Viewing offline reinforcement learning (RL) as a sequence modeling problem has emerged as a new research trend. Recent approaches leverage self-supervised learning to improve sequence representations, yet most rely on state sequences for pretraining, thereby disrupting the intrinsic state–action coupling, which complicates the distinction of trajectory bifurcations caused by action quality differences. Moreover, actions from stochastic policies in offline datasets may cause low-quality state transitions to be mistakenly identified as salient information, hindering representation learning and degrading policy performance. To mitigate these issues, we propose aggregated masked future prediction (AMFP), a self-supervised learning framework for offline RL. AMFP introduces a new pretext task that combines weighted aggregation and masked autoencoding through global fusion tokens to perform aggregated masked reconstruction. The weighted aggregation mechanism is to assign higher weights to samples that are semantically similar to the anchor in the representation space, enabling the model to emphasize reliable state transitions and suppress misleading transitions from stochastic or low-quality actions. Meanwhile, the global fusion tokens serve a dual purpose: they facilitate the integration of weighted aggregation and masked autoencoding, and, after encoding, function as compressed representations of the state trajectory and implicit action-state coupling. The encoded representations are then utilized as the latent contextual factor to guide policy learning and improve robustness. Experimental evaluation on D4RL benchmarks demonstrates the effectiveness of our method in improving policy learning.

查看原文本刊更多论文

用于离线强化学习的聚合掩码自动编码

将离线强化学习（RL）视为序列建模问题已成为新的研究趋势。最近的方法利用自监督学习来改进序列表示，但大多数依赖状态序列进行预训练，从而破坏了内在的状态-动作耦合，这使得由动作质量差异引起的轨迹分叉的区分变得复杂。此外，离线数据集中随机策略的动作可能会导致低质量的状态转换被错误地识别为显著信息，从而阻碍表征学习并降低策略性能。为了缓解这些问题，我们提出了聚合掩模未来预测（AMFP），这是一种用于离线强化学习的自监督学习框架。AMFP引入了一种新的借口任务，通过全局融合令牌将加权聚合和掩码自动编码相结合，进行聚合掩码重构。加权聚合机制是为语义上与表示空间中的锚点相似的样本分配更高的权重，使模型能够强调可靠的状态转换，并抑制随机或低质量动作的误导性转换。同时，全局融合令牌具有双重作用：促进加权聚合和掩码自编码的集成，编码后作为状态轨迹的压缩表示和隐式动作-状态耦合。然后将编码的表示用作潜在的上下文因素来指导策略学习并提高鲁棒性。D4RL基准的实验评估证明了我们的方法在改善策略学习方面的有效性。
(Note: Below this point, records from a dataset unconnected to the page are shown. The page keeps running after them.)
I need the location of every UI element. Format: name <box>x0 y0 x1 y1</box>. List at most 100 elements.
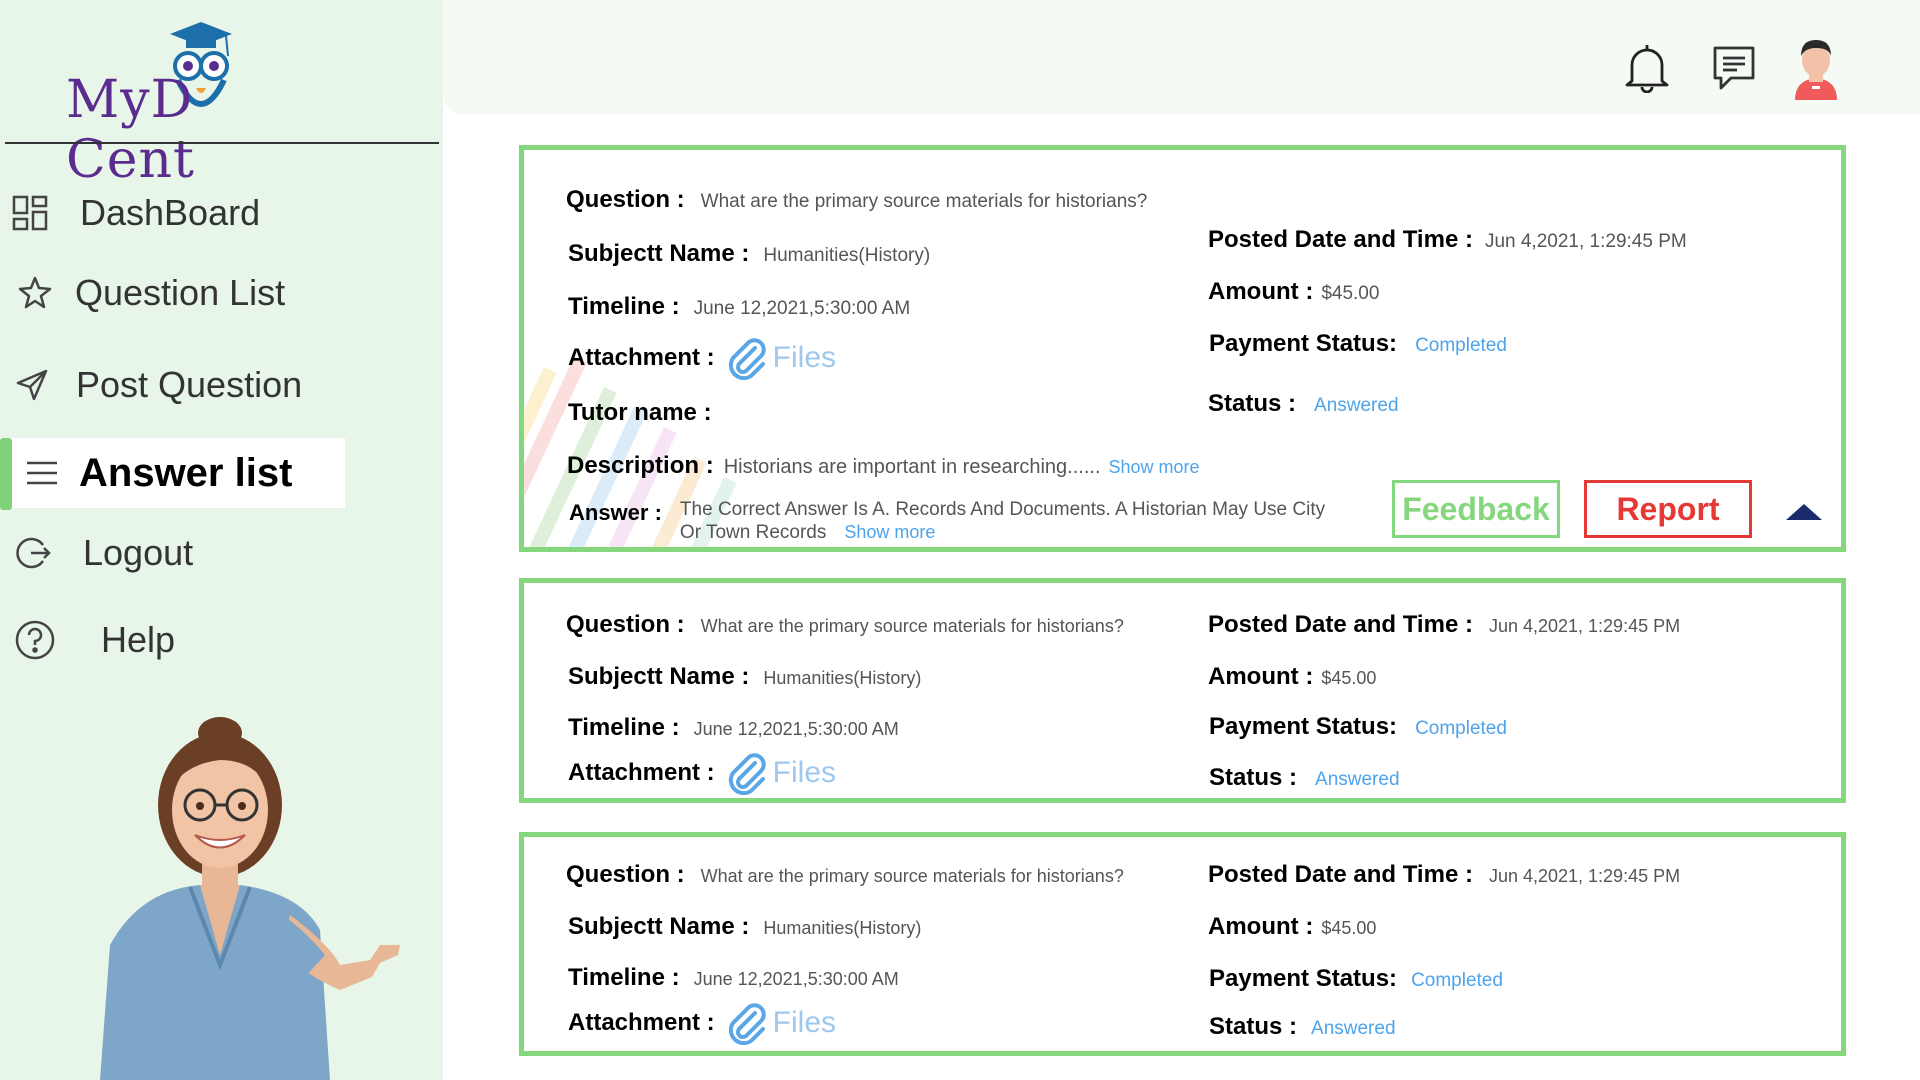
answer-label: Answer : <box>569 500 662 525</box>
files-link[interactable]: Files <box>725 336 836 380</box>
status-row: Status : Answered <box>1209 1013 1396 1041</box>
sidebar-item-label: Help <box>101 619 176 660</box>
files-label: Files <box>772 341 837 374</box>
brand-logo[interactable]: MyDCent <box>66 18 326 190</box>
subject-label: Subjectt Name : <box>568 663 750 690</box>
timeline-label: Timeline : <box>568 293 680 320</box>
attachment-row: Attachment : Files <box>568 1001 836 1045</box>
description-label: Description : <box>567 452 714 479</box>
paperclip-icon <box>728 1003 766 1045</box>
sidebar-item-question-list[interactable]: Question List <box>15 258 285 328</box>
message-icon[interactable] <box>1708 42 1760 94</box>
attachment-label: Attachment : <box>568 344 715 371</box>
amount-value: $45.00 <box>1321 668 1377 688</box>
collapse-triangle-icon[interactable] <box>1786 502 1822 522</box>
status-label: Status : <box>1209 1013 1298 1040</box>
status-row: Status : Answered <box>1209 764 1400 792</box>
sidebar: MyDCent DashBoard Question List Post Que… <box>0 0 443 1080</box>
amount-value: $45.00 <box>1321 283 1380 304</box>
subject-value: Humanities(History) <box>763 245 931 266</box>
status-label: Status : <box>1209 764 1298 791</box>
subject-row: Subjectt Name : Humanities(History) <box>568 913 921 941</box>
status-row: Status : Answered <box>1208 390 1399 418</box>
bell-icon[interactable] <box>1621 42 1673 94</box>
answer-card: Question : What are the primary source m… <box>519 145 1846 552</box>
sidebar-item-label: DashBoard <box>80 192 261 233</box>
feedback-button[interactable]: Feedback <box>1392 480 1560 538</box>
posted-value: Jun 4,2021, 1:29:45 PM <box>1484 231 1687 252</box>
tutor-label: Tutor name : <box>568 399 712 426</box>
tutor-row: Tutor name : <box>568 399 726 427</box>
files-link[interactable]: Files <box>725 1001 836 1045</box>
question-label: Question : <box>566 611 685 638</box>
attachment-label: Attachment : <box>568 1009 715 1036</box>
subject-row: Subjectt Name : Humanities(History) <box>568 663 921 691</box>
send-icon <box>12 365 52 405</box>
attachment-label: Attachment : <box>568 759 715 786</box>
subject-label: Subjectt Name : <box>568 240 750 267</box>
posted-row: Posted Date and Time : Jun 4,2021, 1:29:… <box>1208 226 1687 254</box>
sidebar-item-label: Question List <box>75 272 286 313</box>
sidebar-item-post-question[interactable]: Post Question <box>12 350 302 420</box>
status-value: Answered <box>1314 395 1399 416</box>
paperclip-icon <box>728 338 766 380</box>
report-button[interactable]: Report <box>1584 480 1752 538</box>
files-label: Files <box>772 756 837 789</box>
files-link[interactable]: Files <box>725 751 836 795</box>
star-icon <box>15 273 55 313</box>
question-value: What are the primary source materials fo… <box>700 616 1124 636</box>
posted-value: Jun 4,2021, 1:29:45 PM <box>1488 866 1681 886</box>
payment-status-value: Completed <box>1415 718 1507 739</box>
payment-row: Payment Status: Completed <box>1209 713 1507 741</box>
subject-row: Subjectt Name : Humanities(History) <box>568 240 930 268</box>
payment-label: Payment Status: <box>1209 330 1398 357</box>
answer-card: Question : What are the primary source m… <box>519 578 1846 803</box>
posted-value: Jun 4,2021, 1:29:45 PM <box>1488 616 1681 636</box>
timeline-value: June 12,2021,5:30:00 AM <box>693 969 899 989</box>
description-show-more-link[interactable]: Show more <box>1109 457 1200 478</box>
posted-row: Posted Date and Time : Jun 4,2021, 1:29:… <box>1208 861 1680 889</box>
sidebar-divider <box>5 142 439 144</box>
timeline-row: Timeline : June 12,2021,5:30:00 AM <box>568 714 899 742</box>
sidebar-item-label: Answer list <box>79 450 293 495</box>
timeline-row: Timeline : June 12,2021,5:30:00 AM <box>568 293 910 321</box>
timeline-value: June 12,2021,5:30:00 AM <box>693 719 899 739</box>
timeline-value: June 12,2021,5:30:00 AM <box>693 298 911 319</box>
amount-row: Amount : $45.00 <box>1208 663 1376 691</box>
brand-name: MyDCent <box>66 70 326 190</box>
avatar-icon[interactable] <box>1788 36 1844 100</box>
amount-label: Amount : <box>1208 663 1314 690</box>
subject-label: Subjectt Name : <box>568 913 750 940</box>
woman-pointing-illustration <box>100 717 400 1080</box>
menu-lines-icon <box>22 453 62 493</box>
attachment-row: Attachment : Files <box>568 751 836 795</box>
sidebar-item-answer-list[interactable]: Answer list <box>0 438 345 510</box>
active-indicator <box>0 438 12 510</box>
sidebar-item-logout[interactable]: Logout <box>13 518 193 588</box>
amount-label: Amount : <box>1208 278 1314 305</box>
files-label: Files <box>772 1006 837 1039</box>
question-row: Question : What are the primary source m… <box>566 861 1124 889</box>
question-label: Question : <box>566 186 685 213</box>
payment-label: Payment Status: <box>1209 965 1398 992</box>
sidebar-item-label: Post Question <box>76 364 303 405</box>
answer-text-block: The Correct Answer Is A. Records And Doc… <box>680 498 1325 544</box>
subject-value: Humanities(History) <box>763 668 922 688</box>
answer-show-more-link[interactable]: Show more <box>844 521 935 544</box>
status-label: Status : <box>1208 390 1297 417</box>
timeline-label: Timeline : <box>568 714 680 741</box>
amount-value: $45.00 <box>1321 918 1377 938</box>
sidebar-item-dashboard[interactable]: DashBoard <box>10 178 260 248</box>
answer-line-2: Or Town Records <box>679 522 827 543</box>
question-value: What are the primary source materials fo… <box>700 191 1148 212</box>
attachment-row: Attachment : Files <box>568 336 836 380</box>
paperclip-icon <box>728 753 766 795</box>
posted-label: Posted Date and Time : <box>1208 861 1473 888</box>
subject-value: Humanities(History) <box>763 918 922 938</box>
payment-row: Payment Status: Completed <box>1209 965 1503 993</box>
posted-label: Posted Date and Time : <box>1208 611 1473 638</box>
help-icon <box>15 620 55 660</box>
sidebar-item-help[interactable]: Help <box>15 605 175 675</box>
question-row: Question : What are the primary source m… <box>566 186 1147 214</box>
question-label: Question : <box>566 861 685 888</box>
本文章由计算机程序翻译，如有差异，请以英文原文为准。

求助全文

约1分钟内获得全文求助全文

来源期刊

Pattern Recognition Letters 工程技术-计算机：人工智能

CiteScore

12.40

自引率

5.90%

发文量

287

审稿时长

9.1 months

期刊介绍： Pattern Recognition Letters aims at rapid publication of concise articles of a broad interest in pattern recognition. Subject areas include all the current fields of interest represented by the Technical Committees of the International Association of Pattern Recognition, and other developing themes involving learning and recognition.